Alguém me pergunta se o jornalismo de hoje é melhor ou pior do que quando comecei na profissão. A resposta é muito simples: como o mundo e as pessoas mudaram, o jornalismo de hoje não é nem melhor nem pior – apenas conta coisas diferentes. Entretanto, se compararmos a cobertura policial que se fazia no final da década de 1950, início dos anos 1960, afirmo com toda a convicção que prefiro a de hoje.
Naquela época, a prática comum ao jornalismo policial era inventar a "inimigos públicos". Quando o personagem era fictício, como o "Monstro Negro", que atacava mulheres no Parque Farroupilha em Porto Alegre, não houve conseqüências maiores: as beatas das igrejas da avenida José Bonifácio redobraram as preces para preservar sua virtude e a freqüência das menos devotas aumentou no Parque. Em vão: o monstro não existia.
Rubem Braga faz uma caricatura magistral daquele noticiário em uma crônica sobre o assassinato de misterioso alemão em determinado número da Rua do Catete. Nem mesmo quem lhe alugava a casa conhecia sua identidade. Na sucessão de manchetes, o misterioso alemão sofre notáveis metamorfoses, desde criminoso de guerra acoitado no Brasil a ser uma mulher disfarçada de homem. A crônica terminava com a revelação bombástica: não existia aquele número na Rua do Catate.
Este tipo de jornalismo substituiu os folhetins publicados pelos jornais no pé da primeira página. Como as novelas da tevê hoje em relação à audiência, tinha por objetivo prender leitores. Foi deixado de lado quando a ética se tornou descartável. Quem, naquele tempo, inventou "Cléo atira para matar" em Porto Alegre, foi autor de crime maior do que todos os cometidos pelo personagem.
Cléo tinha 18 anos quando tudo aconteceu. Menino de origem modesta, copeiro-auxiliar em uma confeitaria chique no centro da cidade, impressionou-se com o relato das façanhas sexuais dos rapazes ricos em seus carrões envenenados. Na tentativa de imitá-los, furtou um automóvel, foi preso, fugiu, e foragido praticou uma serie de assaltos a mão armada, sem que a polícia conseguisse prendê-lo.
Foi o bastante para colocá-lo nas manchetes e a incutir nos policiais ser questão de honra prendê-lo, vivo ou morto. A trajetória de Cléo seguiu neste rumo até o dia em que aconteceu o inevitável: matou o proprietário de uma farmácia na grande Porto Alegre, que reagiu ao assalto. A vítima era também oficial da Polícia Militar do Rio Grande do Sul.

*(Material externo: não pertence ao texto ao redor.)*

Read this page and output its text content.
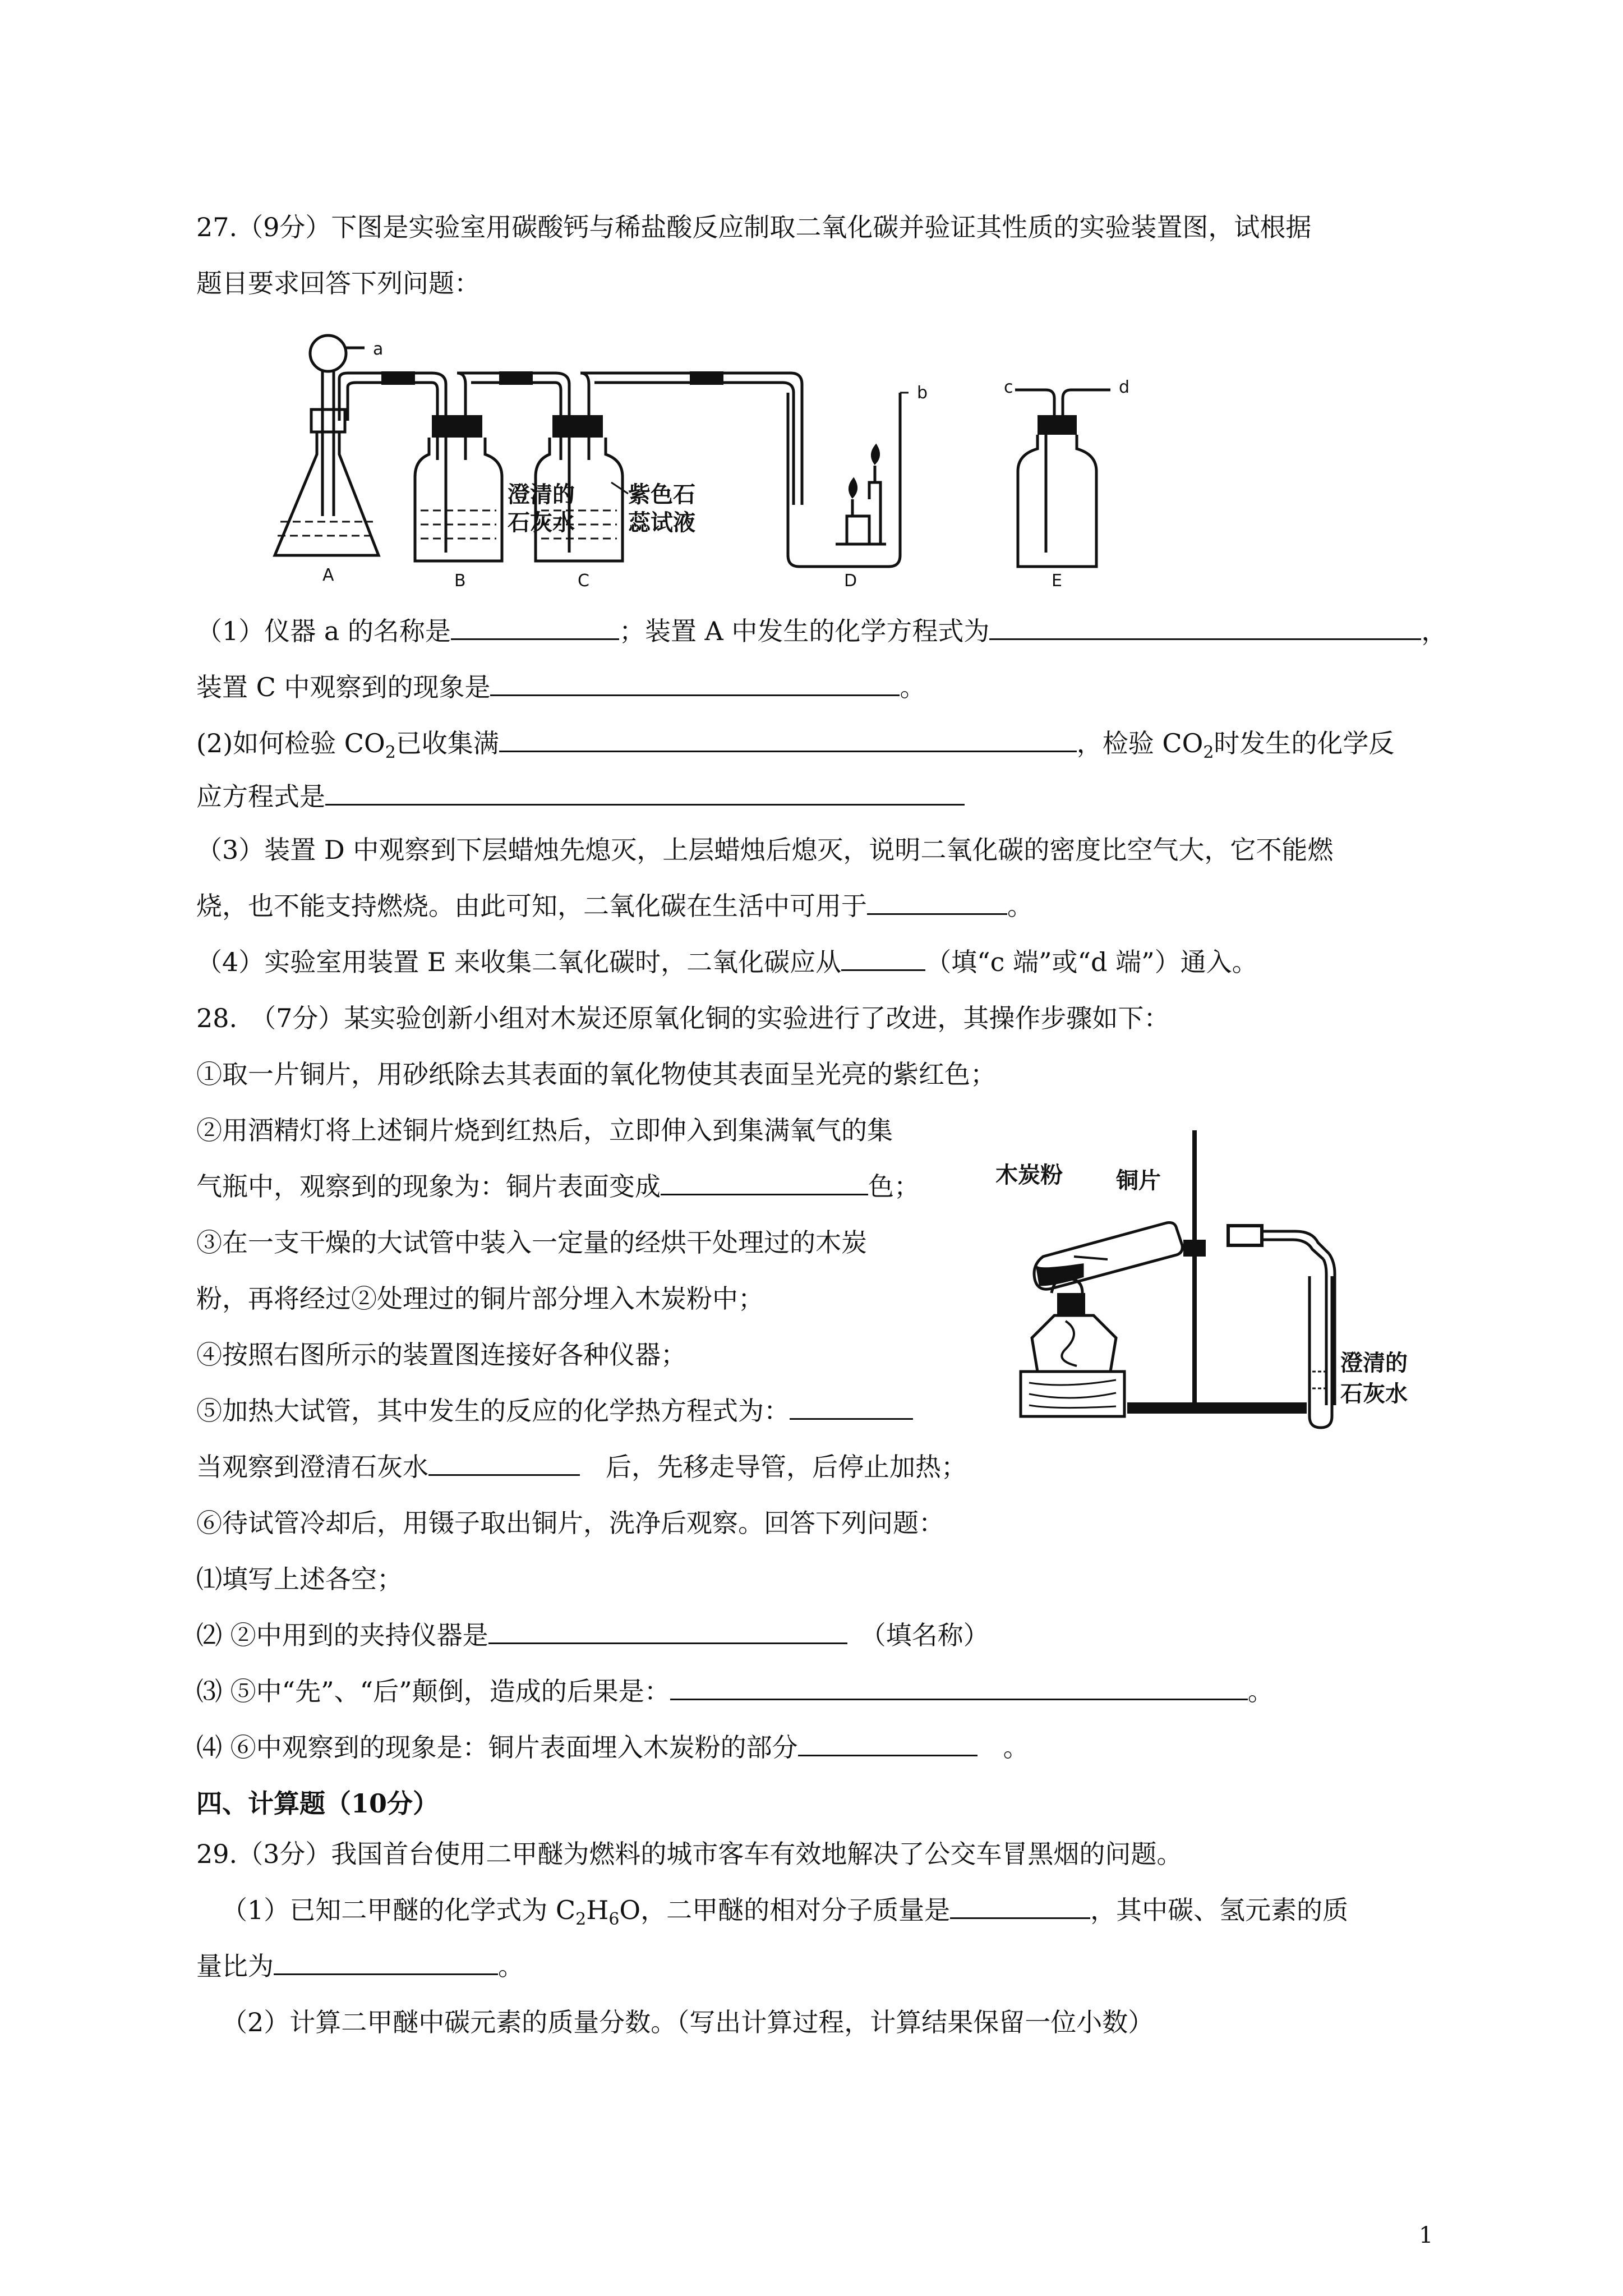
27.（9分）下图是实验室用碳酸钙与稀盐酸反应制取二氧化碳并验证其性质的实验装置图，试根据
题目要求回答下列问题：
a
A	B
澄清的
石灰水
C
紫色石
蕊试液
b
D
c	d
E
（1）仪器 a 的名称是	；装置 A 中发生的化学方程式为	，
装置 C 中观察到的现象是	。
(2)如何检验 $CO_2$已收集满	，检验 $CO_2$时发生的化学反
应方程式是
（3）装置 D 中观察到下层蜡烛先熄灭，上层蜡烛后熄灭，说明二氧化碳的密度比空气大，它不能燃
烧，也不能支持燃烧。由此可知，二氧化碳在生活中可用于	。
（4）实验室用装置 E 来收集二氧化碳时，二氧化碳应从	（填“c 端”或“d 端”）通入。
28.　（7分）某实验创新小组对木炭还原氧化铜的实验进行了改进，其操作步骤如下：
①取一片铜片，用砂纸除去其表面的氧化物使其表面呈光亮的紫红色；
②用酒精灯将上述铜片烧到红热后，立即伸入到集满氧气的集
气瓶中，观察到的现象为：铜片表面变成	色；
③在一支干燥的大试管中装入一定量的经烘干处理过的木炭
粉，再将经过②处理过的铜片部分埋入木炭粉中；
④按照右图所示的装置图连接好各种仪器；
⑤加热大试管，其中发生的反应的化学热方程式为：
当观察到澄清石灰水　	后，先移走导管，后停止加热；
⑥待试管冷却后，用镊子取出铜片，洗净后观察。回答下列问题：
⑴填写上述各空；
⑵ ②中用到的夹持仪器是　	（填名称）
⑶ ⑤中“先”、“后”颠倒，造成的后果是：	。
⑷ ⑥中观察到的现象是：铜片表面埋入木炭粉的部分　	。
木炭粉 铜片
澄清的
石灰水
四、计算题（10分）
29.（3分）我国首台使用二甲醚为燃料的城市客车有效地解决了公交车冒黑烟的问题。
（1）已知二甲醚的化学式为 $C_2H_6O$，二甲醚的相对分子质量是	，其中碳、氢元素的质
量比为	。
（2）计算二甲醚中碳元素的质量分数。（写出计算过程，计算结果保留一位小数）
1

Por aqueles dias, fazia grande sucesso nos cinemas da cidade o filme de caubóis "Django atira para matar". A manchete da página policial foi: "Cléo atira para matar".
Cléo incorporou o personagem. Quando a Polícia o cercou, resolveu cinematograficamente reagir, entrincheirado em um... colchão. Se chegou a disparar tiros, foram muito poucos. Seu cadáver virou uma peneira no fuzilamento.
Felizmente, casos assim são águas passadas. Os cursos de jornalismo aprofundaram os conceitos éticos das novas gerações. Pena que, em má hora, o Supremo Tribunal Federal decidiu retroagir no tempo e cassou a exigência do diploma universitário para o exercício da profissão. Ao fazê-lo, os ministros do SFT tornaram-se autores de manchetes como aquela.